On Saturday morning, or night, depending on whether you were watching this side up or down in Melbourne, the post-match genre was taken to new heights by a Channel 7 interviewer. His name, I think, was Hamish McLachlan; on the channel's website the male presenters all resemble a love interest in Home And Away with shiny teeth and a refined ruggedness that ticks Australian boxes:– "Hey, I'd hug a koala but I also know how to skin it and cook it over a fire lit by rubbing by my muscular thighs on a dry piece of brushwood."
McLachlan, if it was him, gave a masterful performance after striding on court to talk to Andy Murray in the immediate aftermath of the Scot's equally entertaining victory over Michael Llodra. More often than not attempts to extract anything interesting out of an athlete while they are dripping sweat on the camera come to nothing, the odd adrenalin-inspired tear or expletive aside – thank you for ever, Micah Richards – but then not many are asked to name their favourite film, TV series and then to decide which of the Middleton sisters looked better during the royal wedding. There you have it, the post-match question of questions: "Andy, Pippa or Kate?"
Ignoring what the question might say about the horribleness of a global, modern-day media life-drainingly obsessed with celebrity, it was not, it's fair to say, one Murray was expecting. He knocked it away like a mishit back hand, mumbling something as the director cut to a shot of his girlfriend, Kim Sears, up in the stands, but that apart he took the interview in good spirits.
They appear to like Murray Down Under, a standing he can only have strengthened by responding to McLachlan's enquiry as to how he was going to spend the remainder of the evening. "Get hammered," decided Murray straight-faced, to roars of delight. Fortunately Ivan Lendl, who has aged to resemble an austere, eastern European version of Angus Fraser, had already departed.
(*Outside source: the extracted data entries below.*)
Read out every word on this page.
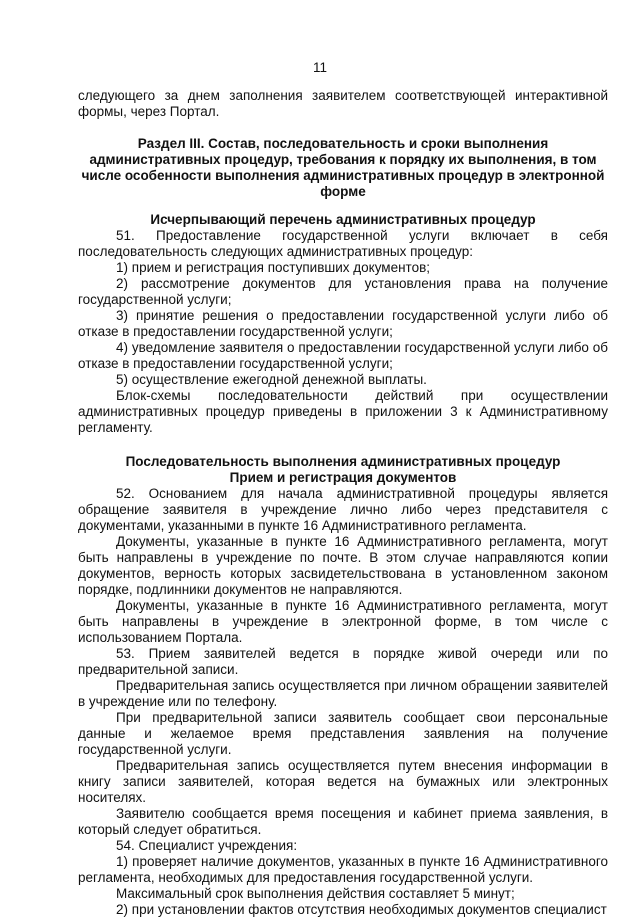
11

следующего за днем заполнения заявителем соответствующей интерактивной формы, через Портал.

Раздел III. Состав, последовательность и сроки выполнения административных процедур, требования к порядку их выполнения, в том числе особенности выполнения административных процедур в электронной форме

Исчерпывающий перечень административных процедур

51. Предоставление государственной услуги включает в себя последовательность следующих административных процедур:

1) прием и регистрация поступивших документов;

2) рассмотрение документов для установления права на получение государственной услуги;

3) принятие решения о предоставлении государственной услуги либо об отказе в предоставлении государственной услуги;

4) уведомление заявителя о предоставлении государственной услуги либо об отказе в предоставлении государственной услуги;

5) осуществление ежегодной денежной выплаты.

Блок-схемы последовательности действий при осуществлении административных процедур приведены в приложении 3 к Административному регламенту.

Последовательность выполнения административных процедур

Прием и регистрация документов

52. Основанием для начала административной процедуры является обращение заявителя в учреждение лично либо через представителя с документами, указанными в пункте 16 Административного регламента.

Документы, указанные в пункте 16 Административного регламента, могут быть направлены в учреждение по почте. В этом случае направляются копии документов, верность которых засвидетельствована в установленном законом порядке, подлинники документов не направляются.

Документы, указанные в пункте 16 Административного регламента, могут быть направлены в учреждение в электронной форме, в том числе с использованием Портала.

53. Прием заявителей ведется в порядке живой очереди или по предварительной записи.

Предварительная запись осуществляется при личном обращении заявителей в учреждение или по телефону.

При предварительной записи заявитель сообщает свои персональные данные и желаемое время представления заявления на получение государственной услуги.

Предварительная запись осуществляется путем внесения информации в книгу записи заявителей, которая ведется на бумажных или электронных носителях.

Заявителю сообщается время посещения и кабинет приема заявления, в который следует обратиться.

54. Специалист учреждения:

1) проверяет наличие документов, указанных в пункте 16 Административного регламента, необходимых для предоставления государственной услуги.

Максимальный срок выполнения действия составляет 5 минут;

2) при установлении фактов отсутствия необходимых документов специалист
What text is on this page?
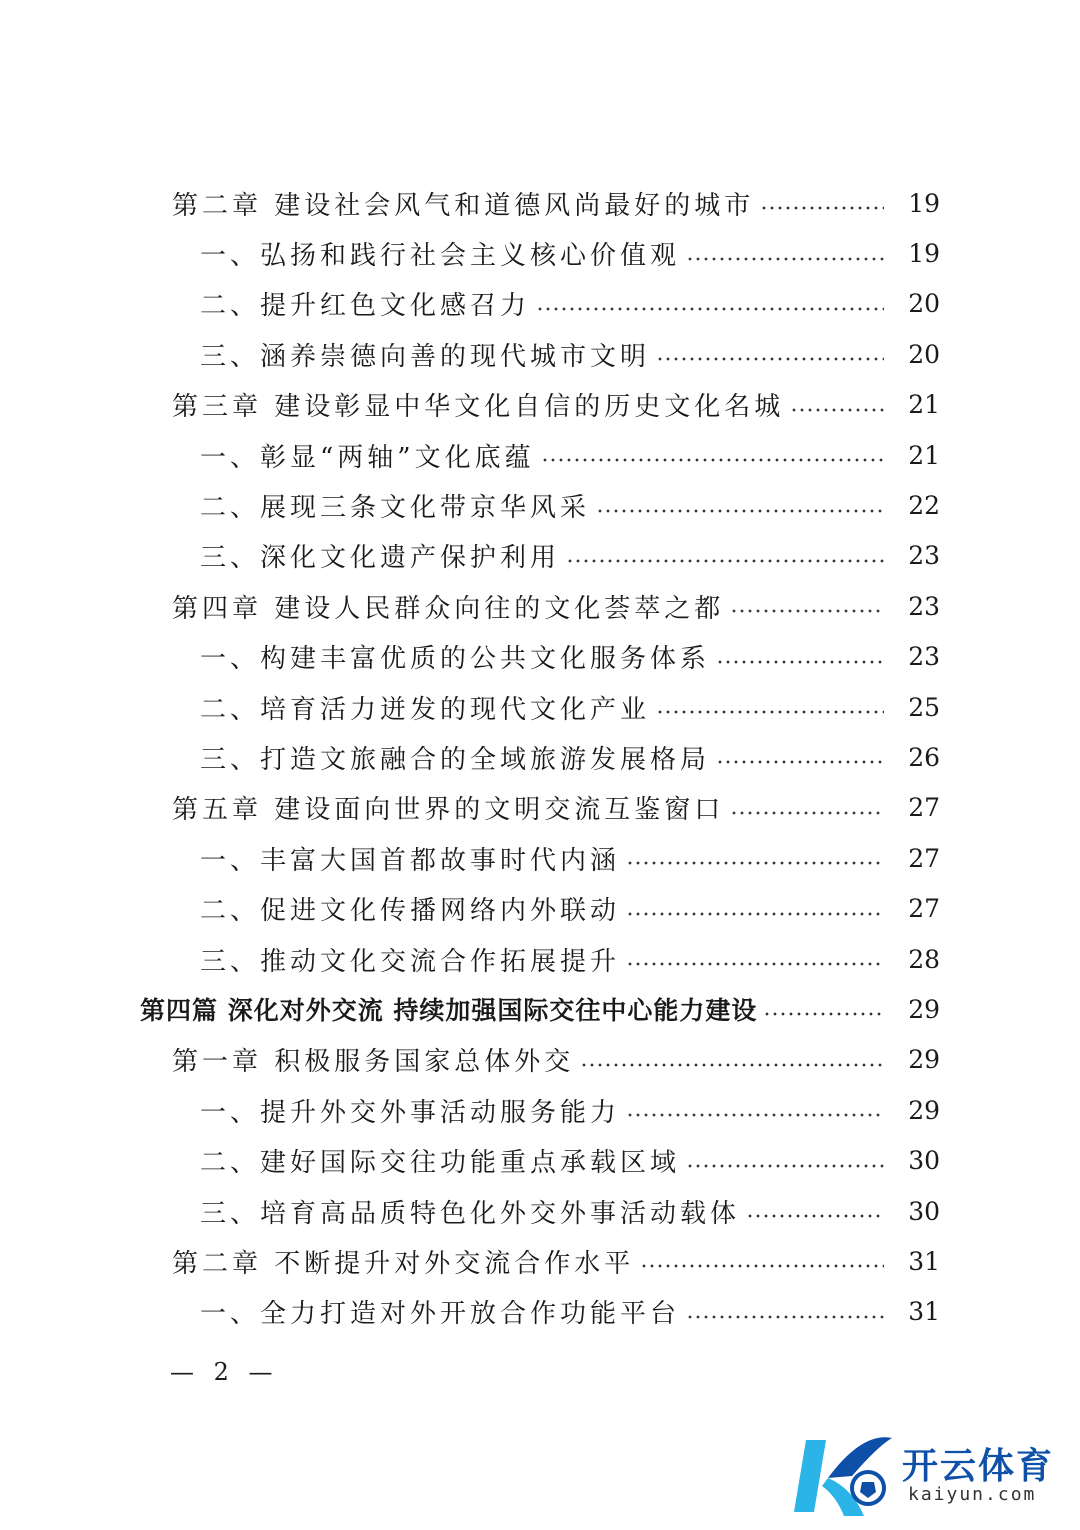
第二章 建设社会风气和道德风尚最好的城市	19
一、弘扬和践行社会主义核心价值观	19
二、提升红色文化感召力	20
三、涵养崇德向善的现代城市文明	20
第三章 建设彰显中华文化自信的历史文化名城	21
一、彰显“两轴”文化底蕴	21
二、展现三条文化带京华风采	22
三、深化文化遗产保护利用	23
第四章 建设人民群众向往的文化荟萃之都	23
一、构建丰富优质的公共文化服务体系	23
二、培育活力迸发的现代文化产业	25
三、打造文旅融合的全域旅游发展格局	26
第五章 建设面向世界的文明交流互鉴窗口	27
一、丰富大国首都故事时代内涵	27
二、促进文化传播网络内外联动	27
三、推动文化交流合作拓展提升	28
第四篇 深化对外交流 持续加强国际交往中心能力建设	29
第一章 积极服务国家总体外交	29
一、提升外交外事活动服务能力	29
二、建好国际交往功能重点承载区域	30
三、培育高品质特色化外交外事活动载体	30
第二章 不断提升对外交流合作水平	31
一、全力打造对外开放合作功能平台	31
— 2 —
开云体育
kaiyun.com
Sitting in the Eurosport studio, Virginia Wade, just about the only Briton who is entitled to talk down to Murray, having a major title to her name, called his performance (in the match, not the interview) "beautifully efficient". Murray is consistently entertaining to watch, winning or losing, smiling or moaning. That's the package and in Australia, and the US for that matter, they seem happy to accept him for what he is and not look to impose some sort of sporting moral code on him.
The Australian Open is a rare treat for Eurosport, which gets to enjoy some warmth and sunshine on a channel that otherwise operates as a lifeline for exiled Nordic skiers or any bobble-hatted practitioner of sports where you ski uphill a bit then try to shoot something. A pastime which the Middleton sisters no doubt are required to spend much of their time indulging in, now they are royalty.